Critical exponents at the transition point $H_{c1}$ are determined.

Dynamical susceptibilities at finite temperature are computed.

Low-temperature behavior of nuclear spin relaxation rate $T_1^{-1}$ is analyzed.

Abstract

An interesting feature of spin-1/2 chains with a gap is that they undergo a commensurate-incommensurate transition in the presence of an external magnetic field $H$. The system is in a gapless incommensurate regime for all values of the magnetic field between the lower critical field $H_{c1}$ and an upper critical field $H_{c2}$, where it is gapless and has power law correlations.
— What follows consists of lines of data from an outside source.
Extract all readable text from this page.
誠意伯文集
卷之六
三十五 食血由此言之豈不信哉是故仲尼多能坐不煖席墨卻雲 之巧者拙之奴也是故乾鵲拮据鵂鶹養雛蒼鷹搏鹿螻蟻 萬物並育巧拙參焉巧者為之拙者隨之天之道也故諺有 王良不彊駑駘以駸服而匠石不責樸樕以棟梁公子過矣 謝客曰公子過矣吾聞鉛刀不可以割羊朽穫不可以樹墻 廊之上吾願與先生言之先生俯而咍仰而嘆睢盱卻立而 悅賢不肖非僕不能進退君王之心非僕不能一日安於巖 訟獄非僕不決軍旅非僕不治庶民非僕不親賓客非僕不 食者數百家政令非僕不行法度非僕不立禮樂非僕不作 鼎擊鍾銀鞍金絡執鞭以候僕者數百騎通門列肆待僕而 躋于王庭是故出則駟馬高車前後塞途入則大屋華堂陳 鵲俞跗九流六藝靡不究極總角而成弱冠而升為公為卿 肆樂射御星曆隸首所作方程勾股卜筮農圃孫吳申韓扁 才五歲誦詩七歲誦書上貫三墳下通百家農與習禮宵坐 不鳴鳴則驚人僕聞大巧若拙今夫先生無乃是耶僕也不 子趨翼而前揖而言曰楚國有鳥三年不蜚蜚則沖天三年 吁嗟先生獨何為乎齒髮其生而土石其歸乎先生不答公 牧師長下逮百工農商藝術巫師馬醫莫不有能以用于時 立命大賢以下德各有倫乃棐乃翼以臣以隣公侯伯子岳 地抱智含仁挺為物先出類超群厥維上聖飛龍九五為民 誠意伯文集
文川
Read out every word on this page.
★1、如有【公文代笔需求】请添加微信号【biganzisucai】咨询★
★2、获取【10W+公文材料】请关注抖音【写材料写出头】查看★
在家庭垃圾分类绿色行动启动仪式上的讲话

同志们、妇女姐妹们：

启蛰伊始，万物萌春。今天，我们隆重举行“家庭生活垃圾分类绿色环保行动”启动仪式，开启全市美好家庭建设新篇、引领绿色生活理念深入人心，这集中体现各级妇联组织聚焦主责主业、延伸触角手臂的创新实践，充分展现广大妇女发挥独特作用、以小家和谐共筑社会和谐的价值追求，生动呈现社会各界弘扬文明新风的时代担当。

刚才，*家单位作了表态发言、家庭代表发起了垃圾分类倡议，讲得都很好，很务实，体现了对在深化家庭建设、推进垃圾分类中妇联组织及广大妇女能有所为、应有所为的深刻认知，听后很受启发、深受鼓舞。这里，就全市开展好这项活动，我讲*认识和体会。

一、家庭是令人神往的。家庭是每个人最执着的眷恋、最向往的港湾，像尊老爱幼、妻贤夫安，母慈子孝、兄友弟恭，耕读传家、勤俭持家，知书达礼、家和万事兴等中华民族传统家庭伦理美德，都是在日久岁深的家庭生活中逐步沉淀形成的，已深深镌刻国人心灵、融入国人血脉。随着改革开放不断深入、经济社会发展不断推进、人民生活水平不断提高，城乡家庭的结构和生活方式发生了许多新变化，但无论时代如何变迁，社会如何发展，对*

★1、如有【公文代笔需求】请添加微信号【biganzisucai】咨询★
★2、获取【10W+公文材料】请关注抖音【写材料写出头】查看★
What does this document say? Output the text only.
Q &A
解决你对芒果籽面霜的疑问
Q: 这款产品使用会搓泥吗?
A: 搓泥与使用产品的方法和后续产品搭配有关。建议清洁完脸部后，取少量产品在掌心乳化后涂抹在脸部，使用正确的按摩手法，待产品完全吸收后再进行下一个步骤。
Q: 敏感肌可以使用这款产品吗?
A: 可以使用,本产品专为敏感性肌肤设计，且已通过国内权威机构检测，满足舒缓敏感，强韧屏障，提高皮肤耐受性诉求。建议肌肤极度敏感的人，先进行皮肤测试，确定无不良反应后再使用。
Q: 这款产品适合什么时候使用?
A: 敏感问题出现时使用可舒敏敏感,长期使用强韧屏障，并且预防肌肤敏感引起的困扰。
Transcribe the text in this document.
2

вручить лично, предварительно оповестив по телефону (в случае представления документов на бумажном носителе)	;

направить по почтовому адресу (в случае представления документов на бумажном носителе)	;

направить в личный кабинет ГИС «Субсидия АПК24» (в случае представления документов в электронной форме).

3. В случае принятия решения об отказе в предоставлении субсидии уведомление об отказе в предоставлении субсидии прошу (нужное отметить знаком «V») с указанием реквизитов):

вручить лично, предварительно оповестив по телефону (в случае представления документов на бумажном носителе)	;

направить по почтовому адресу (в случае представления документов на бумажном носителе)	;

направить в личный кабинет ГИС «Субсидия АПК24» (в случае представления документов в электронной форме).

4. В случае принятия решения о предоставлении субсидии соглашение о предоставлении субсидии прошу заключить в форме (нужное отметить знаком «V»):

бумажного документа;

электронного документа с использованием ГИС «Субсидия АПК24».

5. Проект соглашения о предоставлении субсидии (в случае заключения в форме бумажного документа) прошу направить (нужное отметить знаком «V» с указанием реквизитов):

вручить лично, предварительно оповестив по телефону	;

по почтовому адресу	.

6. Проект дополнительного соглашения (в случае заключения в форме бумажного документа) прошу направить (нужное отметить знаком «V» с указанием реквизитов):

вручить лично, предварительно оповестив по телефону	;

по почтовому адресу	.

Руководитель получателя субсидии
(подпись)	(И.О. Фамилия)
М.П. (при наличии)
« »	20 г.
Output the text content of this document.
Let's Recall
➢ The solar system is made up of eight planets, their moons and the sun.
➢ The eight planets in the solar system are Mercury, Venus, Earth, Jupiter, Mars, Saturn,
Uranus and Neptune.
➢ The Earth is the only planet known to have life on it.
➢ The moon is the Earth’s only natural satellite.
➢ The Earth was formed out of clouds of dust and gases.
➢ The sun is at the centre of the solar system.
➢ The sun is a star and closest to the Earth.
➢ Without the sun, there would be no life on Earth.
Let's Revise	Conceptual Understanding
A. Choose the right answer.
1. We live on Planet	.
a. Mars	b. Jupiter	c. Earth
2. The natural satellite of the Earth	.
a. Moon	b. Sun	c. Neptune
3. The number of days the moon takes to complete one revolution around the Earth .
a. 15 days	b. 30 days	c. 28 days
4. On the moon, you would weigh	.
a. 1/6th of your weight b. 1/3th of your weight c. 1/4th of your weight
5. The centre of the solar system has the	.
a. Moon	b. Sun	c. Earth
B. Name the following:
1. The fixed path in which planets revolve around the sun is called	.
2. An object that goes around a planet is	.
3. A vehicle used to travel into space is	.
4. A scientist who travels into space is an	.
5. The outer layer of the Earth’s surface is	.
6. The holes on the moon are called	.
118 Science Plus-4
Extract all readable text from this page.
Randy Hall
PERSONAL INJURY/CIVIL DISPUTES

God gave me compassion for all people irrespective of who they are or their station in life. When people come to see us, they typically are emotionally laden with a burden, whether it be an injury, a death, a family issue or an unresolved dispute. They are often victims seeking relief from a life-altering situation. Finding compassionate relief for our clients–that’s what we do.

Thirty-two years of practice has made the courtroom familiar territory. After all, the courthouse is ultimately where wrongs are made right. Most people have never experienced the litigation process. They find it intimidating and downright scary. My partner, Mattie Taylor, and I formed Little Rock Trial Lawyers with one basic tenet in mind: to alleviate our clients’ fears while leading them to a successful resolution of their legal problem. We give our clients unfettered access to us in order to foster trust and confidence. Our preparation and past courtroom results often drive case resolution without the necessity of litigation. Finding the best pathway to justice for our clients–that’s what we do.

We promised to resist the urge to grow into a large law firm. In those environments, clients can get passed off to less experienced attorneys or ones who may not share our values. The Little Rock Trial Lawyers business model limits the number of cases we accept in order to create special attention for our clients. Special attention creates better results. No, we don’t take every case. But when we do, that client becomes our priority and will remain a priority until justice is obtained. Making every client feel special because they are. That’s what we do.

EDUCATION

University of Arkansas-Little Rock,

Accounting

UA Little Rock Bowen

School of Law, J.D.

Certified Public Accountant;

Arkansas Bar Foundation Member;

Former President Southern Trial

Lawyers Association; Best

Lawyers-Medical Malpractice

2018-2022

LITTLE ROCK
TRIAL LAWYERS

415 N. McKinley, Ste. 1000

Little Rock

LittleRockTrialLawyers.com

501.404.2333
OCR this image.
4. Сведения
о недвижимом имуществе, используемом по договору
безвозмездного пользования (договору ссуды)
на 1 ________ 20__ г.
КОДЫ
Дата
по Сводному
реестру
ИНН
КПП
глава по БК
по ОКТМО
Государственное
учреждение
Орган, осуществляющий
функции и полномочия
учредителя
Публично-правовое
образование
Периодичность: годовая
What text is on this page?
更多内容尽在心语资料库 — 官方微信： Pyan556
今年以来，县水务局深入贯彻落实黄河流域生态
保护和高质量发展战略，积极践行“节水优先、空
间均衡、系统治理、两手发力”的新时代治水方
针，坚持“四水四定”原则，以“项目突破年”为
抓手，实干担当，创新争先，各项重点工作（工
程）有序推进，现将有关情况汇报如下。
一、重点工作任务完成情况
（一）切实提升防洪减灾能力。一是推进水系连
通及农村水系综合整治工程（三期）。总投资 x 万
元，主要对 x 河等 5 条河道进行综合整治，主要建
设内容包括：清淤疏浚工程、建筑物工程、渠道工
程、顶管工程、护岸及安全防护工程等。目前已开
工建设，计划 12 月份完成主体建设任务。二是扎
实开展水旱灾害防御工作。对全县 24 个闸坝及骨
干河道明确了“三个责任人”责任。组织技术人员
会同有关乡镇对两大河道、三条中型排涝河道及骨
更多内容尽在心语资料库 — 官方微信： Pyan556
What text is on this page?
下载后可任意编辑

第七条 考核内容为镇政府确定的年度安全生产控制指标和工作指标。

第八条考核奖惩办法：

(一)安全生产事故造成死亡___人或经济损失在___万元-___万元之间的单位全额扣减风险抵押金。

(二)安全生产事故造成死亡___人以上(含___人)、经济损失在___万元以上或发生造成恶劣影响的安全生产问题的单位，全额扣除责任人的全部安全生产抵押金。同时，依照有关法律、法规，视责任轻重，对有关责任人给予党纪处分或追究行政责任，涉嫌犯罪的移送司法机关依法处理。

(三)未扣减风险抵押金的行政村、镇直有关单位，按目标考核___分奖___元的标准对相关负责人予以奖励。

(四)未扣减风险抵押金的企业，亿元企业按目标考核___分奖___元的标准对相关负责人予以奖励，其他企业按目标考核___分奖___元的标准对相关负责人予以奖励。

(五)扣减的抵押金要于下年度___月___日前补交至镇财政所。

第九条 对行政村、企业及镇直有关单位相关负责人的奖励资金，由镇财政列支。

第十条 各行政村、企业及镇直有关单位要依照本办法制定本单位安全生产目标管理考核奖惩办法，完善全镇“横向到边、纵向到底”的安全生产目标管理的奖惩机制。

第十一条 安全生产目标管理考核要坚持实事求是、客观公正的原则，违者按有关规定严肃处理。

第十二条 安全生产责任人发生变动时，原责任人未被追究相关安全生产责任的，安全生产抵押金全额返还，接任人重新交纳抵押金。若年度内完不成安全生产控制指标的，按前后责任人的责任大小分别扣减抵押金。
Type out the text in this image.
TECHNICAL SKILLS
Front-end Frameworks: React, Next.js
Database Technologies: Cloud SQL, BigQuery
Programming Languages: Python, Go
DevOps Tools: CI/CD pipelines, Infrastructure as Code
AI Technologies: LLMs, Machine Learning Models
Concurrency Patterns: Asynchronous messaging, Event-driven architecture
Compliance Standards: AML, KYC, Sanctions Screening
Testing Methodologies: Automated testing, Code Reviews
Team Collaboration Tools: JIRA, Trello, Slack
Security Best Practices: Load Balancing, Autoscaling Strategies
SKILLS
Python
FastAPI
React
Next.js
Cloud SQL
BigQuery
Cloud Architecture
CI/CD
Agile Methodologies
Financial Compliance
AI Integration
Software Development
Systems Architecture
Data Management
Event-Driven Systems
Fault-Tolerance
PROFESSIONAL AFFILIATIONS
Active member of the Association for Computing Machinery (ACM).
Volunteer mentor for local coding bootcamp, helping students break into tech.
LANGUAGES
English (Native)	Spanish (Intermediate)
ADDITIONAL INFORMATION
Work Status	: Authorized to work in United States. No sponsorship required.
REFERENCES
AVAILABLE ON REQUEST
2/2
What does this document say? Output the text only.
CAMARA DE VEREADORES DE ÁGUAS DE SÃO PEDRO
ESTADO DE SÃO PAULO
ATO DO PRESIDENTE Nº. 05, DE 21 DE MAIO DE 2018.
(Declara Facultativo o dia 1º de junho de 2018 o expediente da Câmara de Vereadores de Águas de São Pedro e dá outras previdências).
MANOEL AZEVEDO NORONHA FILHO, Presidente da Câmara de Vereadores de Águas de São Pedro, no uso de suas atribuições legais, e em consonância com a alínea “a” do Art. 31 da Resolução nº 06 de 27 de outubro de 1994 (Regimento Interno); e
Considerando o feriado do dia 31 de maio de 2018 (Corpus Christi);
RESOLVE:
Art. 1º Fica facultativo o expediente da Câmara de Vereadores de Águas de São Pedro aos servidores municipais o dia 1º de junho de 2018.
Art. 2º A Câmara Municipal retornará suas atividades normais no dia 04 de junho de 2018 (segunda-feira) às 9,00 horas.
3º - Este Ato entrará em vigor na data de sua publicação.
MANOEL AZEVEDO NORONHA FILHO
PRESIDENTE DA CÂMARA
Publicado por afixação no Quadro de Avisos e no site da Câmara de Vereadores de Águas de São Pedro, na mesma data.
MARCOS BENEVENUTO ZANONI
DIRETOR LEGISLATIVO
We calculate the critical exponents for such a generic gapped system in the incommensurate regime at the critical field $H_{c1}$ and in its vicinity. Our analysis also applies to the spin-1/2 ladder. We compute the full dynamical susceptibilities at finite temperature. We use the same to discuss the thermal broadening of various modes and obtain the low temperature behaviour of the nuclear spin relaxation rate $T_1^{-1}$. We discuss the results obtained here for the special cases of the dimerised chain, frustrated chain and the spin-1/2 ladder.